POST Commission Executive Director Enrique Zuniga said the re-opening or overturning of cases previously decided by police departments will be a “case-by-case” situation.

“It is at least conceivable that an individual who has been disciplined at different times for different incidents (and cleared or reinstated after each of those incidents) becomes the subject of review by our Division of Standards,” Zuniga said. “… we may decide to let a local investigation take its course, or we may decide to open our own inquiry before a local investigation is completed.”

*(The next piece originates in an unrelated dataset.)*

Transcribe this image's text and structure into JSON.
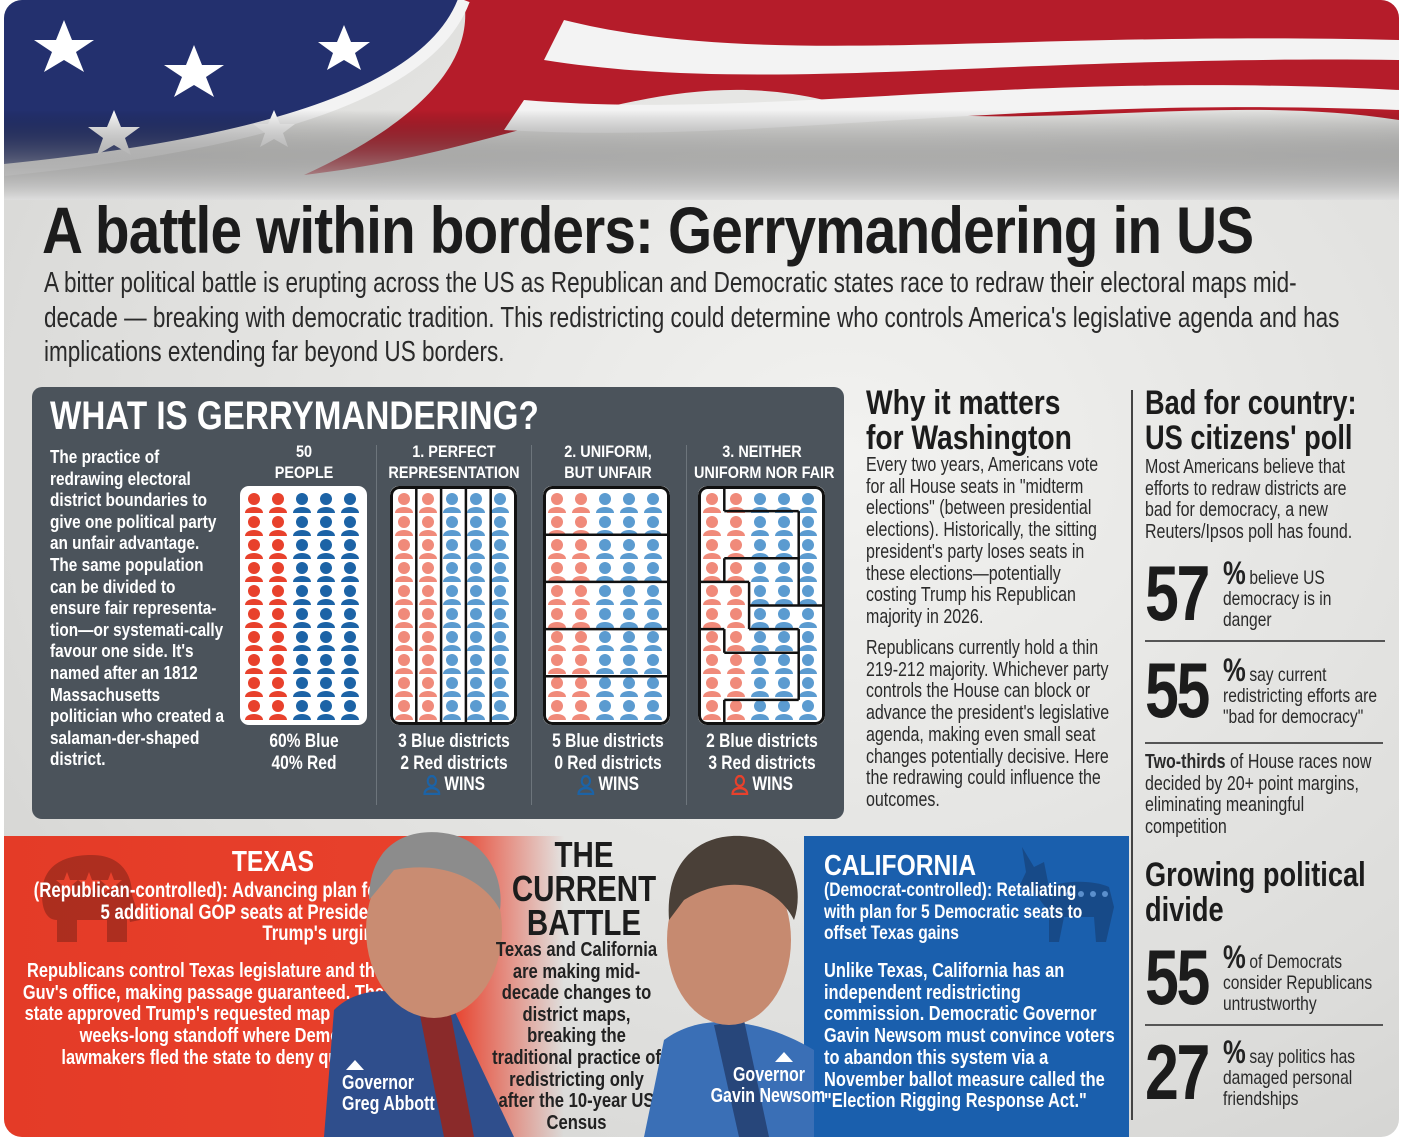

He said the commission’s work will include “leveraging as well as supplementing the work that happens locally.” Staff are still aggregating and housing the disciplinary data, and will eventually make “certain data” public. 

Harris said having a pool of data from departments across the state could help establish a baseline to measure whether a local department has accountability or misconduct issues. A department could have a very low number of sustained complaints, for example, or a very high number of complaints compared to departments of similar size, which could indicate problems.

Additionally, publishing data on complaints, findings and dispositions can counter a public perception that departments are not holding their officers accountable, he said. 

“I think generally speaking, police should make as much data available to the public as possible to show what it is they’re doing,” Harris said. “Right now, they’re experiencing sort of a legitimacy crisis … so the more police can do to enhance the legitimacy, which would include producing information about their accountability mechanisms and letting the public know about it, I think that’s all for the benefit of both the police and the public … There’s this sort of old adage that ‘sunshine is the best disinfectant,’ right?”

Editor’s note: This report was updated on March 4, 2022, to correct information about the number of sustained complaints against Police Sgt. Graciano Pereira, currently serving as union vice president.